|
|
|
|
|
by masklinn
2015 days ago
|
|
> I expect that a similar problem will be found in many other libraries, if the XML was publicized. XML namespaces made a critical... "mistake" is probably too strong, but "design choice that deviated too far from people's mental model" is about right... that has prevented them from being anywhere near as useful or safe as they could be.
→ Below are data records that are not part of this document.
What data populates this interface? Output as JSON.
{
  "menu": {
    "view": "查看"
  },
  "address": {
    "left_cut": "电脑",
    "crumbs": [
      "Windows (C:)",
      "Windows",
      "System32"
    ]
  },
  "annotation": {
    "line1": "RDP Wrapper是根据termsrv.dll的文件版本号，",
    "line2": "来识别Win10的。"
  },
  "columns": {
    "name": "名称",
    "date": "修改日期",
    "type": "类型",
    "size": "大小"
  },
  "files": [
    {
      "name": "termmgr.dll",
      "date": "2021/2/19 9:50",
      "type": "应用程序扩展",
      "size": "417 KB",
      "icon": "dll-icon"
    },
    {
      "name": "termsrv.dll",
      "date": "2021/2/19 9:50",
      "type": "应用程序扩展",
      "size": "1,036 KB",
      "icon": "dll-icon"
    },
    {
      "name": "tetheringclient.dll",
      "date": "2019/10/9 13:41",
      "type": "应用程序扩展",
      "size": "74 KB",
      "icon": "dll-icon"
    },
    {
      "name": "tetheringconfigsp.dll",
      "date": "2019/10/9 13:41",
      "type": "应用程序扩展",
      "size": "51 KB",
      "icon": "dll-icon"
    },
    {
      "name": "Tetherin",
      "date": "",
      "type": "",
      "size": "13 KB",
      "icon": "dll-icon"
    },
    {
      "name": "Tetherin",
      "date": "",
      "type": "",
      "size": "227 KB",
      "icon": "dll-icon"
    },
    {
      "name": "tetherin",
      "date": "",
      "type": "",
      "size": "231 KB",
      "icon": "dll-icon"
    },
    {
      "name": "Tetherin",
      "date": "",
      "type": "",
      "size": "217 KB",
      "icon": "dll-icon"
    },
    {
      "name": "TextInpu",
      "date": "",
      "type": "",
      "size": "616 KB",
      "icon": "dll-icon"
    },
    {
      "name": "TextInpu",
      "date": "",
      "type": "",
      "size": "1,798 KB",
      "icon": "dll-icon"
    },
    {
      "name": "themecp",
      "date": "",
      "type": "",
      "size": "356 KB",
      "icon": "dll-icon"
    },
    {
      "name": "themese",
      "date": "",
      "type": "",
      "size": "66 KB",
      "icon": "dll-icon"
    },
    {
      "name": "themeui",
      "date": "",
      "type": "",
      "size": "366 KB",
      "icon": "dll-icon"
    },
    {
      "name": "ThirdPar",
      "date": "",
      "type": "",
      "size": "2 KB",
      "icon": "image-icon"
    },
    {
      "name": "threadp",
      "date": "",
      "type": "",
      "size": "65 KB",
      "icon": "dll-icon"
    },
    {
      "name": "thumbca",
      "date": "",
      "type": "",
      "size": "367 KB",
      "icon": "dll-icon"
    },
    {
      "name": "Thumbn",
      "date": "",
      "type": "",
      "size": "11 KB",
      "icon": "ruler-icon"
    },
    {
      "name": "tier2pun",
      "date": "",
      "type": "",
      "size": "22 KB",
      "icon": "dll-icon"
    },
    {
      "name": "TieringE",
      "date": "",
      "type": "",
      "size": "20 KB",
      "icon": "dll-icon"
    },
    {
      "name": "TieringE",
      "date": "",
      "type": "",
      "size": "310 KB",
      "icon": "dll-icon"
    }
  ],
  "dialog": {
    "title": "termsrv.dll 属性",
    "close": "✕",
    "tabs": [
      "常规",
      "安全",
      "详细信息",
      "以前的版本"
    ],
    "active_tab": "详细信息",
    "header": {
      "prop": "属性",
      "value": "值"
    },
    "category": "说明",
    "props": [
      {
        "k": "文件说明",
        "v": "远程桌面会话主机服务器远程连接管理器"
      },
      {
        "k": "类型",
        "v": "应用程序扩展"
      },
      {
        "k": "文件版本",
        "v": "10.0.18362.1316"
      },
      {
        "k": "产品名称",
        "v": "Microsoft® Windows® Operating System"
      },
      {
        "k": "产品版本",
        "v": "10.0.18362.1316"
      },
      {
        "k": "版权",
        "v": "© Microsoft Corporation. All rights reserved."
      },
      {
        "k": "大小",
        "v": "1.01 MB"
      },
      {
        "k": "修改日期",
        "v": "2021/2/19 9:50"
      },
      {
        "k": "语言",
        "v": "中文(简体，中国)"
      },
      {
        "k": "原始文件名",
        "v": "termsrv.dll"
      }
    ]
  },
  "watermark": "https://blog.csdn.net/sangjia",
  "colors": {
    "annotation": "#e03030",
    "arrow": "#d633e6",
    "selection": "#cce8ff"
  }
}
In an XML document using XML namespaces, "ns1:tagname" may not equal "ns1:tagname", and "ns1:tagname" can be equal to "ns2:tagname". This breaks people's mental models of how XML works, and correspondingly, breaks people's code that manipulates XML. That right there is why I like Clark's notation (despite its unholy verbosity), which I learned of because that's how ElementTree manipulates namespaces: in Clark's notation, the document is conceptually <{https://sample.com/1}tag>
<{https://blah.org/1}tag>
<{https://blah.org/2}tag>
<{https://anewsite.com/xmlns}tag />
</{https://blah.org/2}tag>
</{https://blah.org/1}tag>
</{https://sample.com/1}tag>
Which is unambiguous. But as you note adds challenges for round-trip equality (in fact ElementTree doesn't maintain that, it simply discards the namespace prefixes on parsing, which I have seen outright break supposedly XML parsers which were really hard-coded for specific namespace prefixes).lxml does round-trip prefixes (though it still doesn't round-trip documents) by including a namespace map on each element. |
|
And if you try to combine namespaces with DTDs (which is just an explosive mix to start with, and I think is just recommended to never do) you get other problems, because you're no longer allowed to add arbitrary namespace declarations in the middle, so anything that round-trips prefixes but might ever add redundant declarations of them won't reliably produce something that DTD-validates, and if you're transforming into a DTD from something that might have used other namespaces, you have to make sure to remove all the extra declarations, and…
Note that most of this is still “well-defined”, it's just awkwardly hairy. This is not to be taken as an excuse to implement the standard badly or incorrectly if you're going to handle it at all.